# Cryptography/Meet In The Middle Attack

An extremely specialized attack, meet in the middle is a known plaintext attack that only affects a specific class of encryption methods - those which achieve increased security by using one or more "rounds" of an otherwise normal symmetrical encryption algorithm. An example of such a compound system is 3DES.

However, to explain this attack let us begin with a simpler system defined as follows: Two cryptographic systems denoted $encrypt_{\alpha }$ and $encrypt_{\beta }$ (with inverse functions $decrypt_{\alpha }$ and $decrypt_{\beta }$ respectively) are combined simply (by applying one then the other) to give a composite cryptosystem. each accepts a 64 bit key (for values from 0 to 18446744073709551615) which we can call $key_{\alpha }$ or $key_{\beta }$ as appropriate.

So for a given plaintext, we can calculate a cryptotext as

$cryptotext=encrypt_{\beta }(key_{\beta },encrypt_{\alpha }(key_{\alpha },plaintext))$ and correspondingly

$plaintext=decrypt_{\alpha }(key_{\alpha },decrypt_{\beta }(key_{\beta },cryptotext))$ Now, given that each has a 64 bit key, the amount of key needed to encrypt or decrypt is 128 bits, so a simple analysis would assume this is the same as a 128 bit cypher.

However, given sufficient storage, you can reduce the effective key strength of this to a few bits larger than the largest of the two keys employed, as follows.
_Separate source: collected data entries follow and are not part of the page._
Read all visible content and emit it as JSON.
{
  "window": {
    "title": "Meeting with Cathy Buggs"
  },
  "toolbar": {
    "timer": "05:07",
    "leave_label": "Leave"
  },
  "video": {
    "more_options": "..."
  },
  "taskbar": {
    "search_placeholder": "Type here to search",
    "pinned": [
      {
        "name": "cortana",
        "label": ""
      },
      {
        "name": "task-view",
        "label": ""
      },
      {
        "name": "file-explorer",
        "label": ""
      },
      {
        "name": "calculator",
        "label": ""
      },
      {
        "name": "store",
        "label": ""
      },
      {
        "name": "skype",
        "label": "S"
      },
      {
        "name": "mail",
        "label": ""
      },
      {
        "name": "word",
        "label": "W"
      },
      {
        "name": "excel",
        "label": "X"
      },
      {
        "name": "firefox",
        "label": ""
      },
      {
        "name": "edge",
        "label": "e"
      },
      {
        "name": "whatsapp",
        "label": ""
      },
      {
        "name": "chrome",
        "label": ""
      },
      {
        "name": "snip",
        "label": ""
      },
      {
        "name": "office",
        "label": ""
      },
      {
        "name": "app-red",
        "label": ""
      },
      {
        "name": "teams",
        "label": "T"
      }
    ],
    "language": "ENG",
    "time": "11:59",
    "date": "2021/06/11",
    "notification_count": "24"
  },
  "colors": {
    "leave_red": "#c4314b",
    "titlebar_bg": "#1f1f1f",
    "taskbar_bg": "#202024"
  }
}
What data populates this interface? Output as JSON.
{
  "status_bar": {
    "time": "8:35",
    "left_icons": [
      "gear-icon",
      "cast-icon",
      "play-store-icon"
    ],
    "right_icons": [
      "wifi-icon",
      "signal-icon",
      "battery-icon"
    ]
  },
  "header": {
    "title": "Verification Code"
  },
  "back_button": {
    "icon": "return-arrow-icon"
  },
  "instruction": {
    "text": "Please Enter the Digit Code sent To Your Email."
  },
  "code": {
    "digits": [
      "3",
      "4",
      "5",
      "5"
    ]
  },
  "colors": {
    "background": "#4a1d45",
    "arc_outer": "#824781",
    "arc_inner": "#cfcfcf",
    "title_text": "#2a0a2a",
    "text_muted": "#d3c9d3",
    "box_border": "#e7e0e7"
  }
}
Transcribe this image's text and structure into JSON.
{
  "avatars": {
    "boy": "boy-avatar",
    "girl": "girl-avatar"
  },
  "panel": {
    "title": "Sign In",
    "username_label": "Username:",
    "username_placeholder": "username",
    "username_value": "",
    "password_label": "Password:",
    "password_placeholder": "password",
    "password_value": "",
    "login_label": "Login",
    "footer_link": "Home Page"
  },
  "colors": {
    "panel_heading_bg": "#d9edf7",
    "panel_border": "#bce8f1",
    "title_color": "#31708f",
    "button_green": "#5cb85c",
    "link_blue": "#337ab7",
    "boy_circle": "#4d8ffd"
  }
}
1. Given a plaintext/cyphertext pair, apply $encrypt_{\alpha }$ to the plaintext with each possible key in turn, generating $2^{64}$ intermediate cryptotexts $cryptotext_{1}$ $\rightarrow$ $cryptotext_{n}$ where $n=2^{64}$ 2. Store each of the $n$ cryptotexts in a hash table so that each can be referenced by its cryptotext, and give the key used to generate that cryptotext
3. Apply $decrypt_{\beta }$ to the ciphertext for each possible key in turn, comparing the intermediate plaintext to the hash table calculated earlier. this gives a pair of keys (one for each of the two algorithms employed, $\alpha$ and $\beta$ )
4. Taking the two keys from stage 3, test each against a second plaintext/cryptotext pair. if this also matches, odds are extremely high you have a valid keypair for the message - not in $2^{128}$ operations, but a "mere" $2x2^{64}$ operations (which nonetheless are significantly longer due to the hash table operations, but not so much as to add more than a couple of extra bits worth of time to the complexity of the task)

The downside to this approach is storage. Assuming you have a 64 bit key, then you will need at least $2^{64}$ units of storage - where each unit is the amount of space used by a single hash record. Even given a minimal implementation (say, 64 bits for the key plus four bits hash collision overhead), if you implemented such a system using 160GB hard drives, you would need close to one billion of them to store the hash table alone.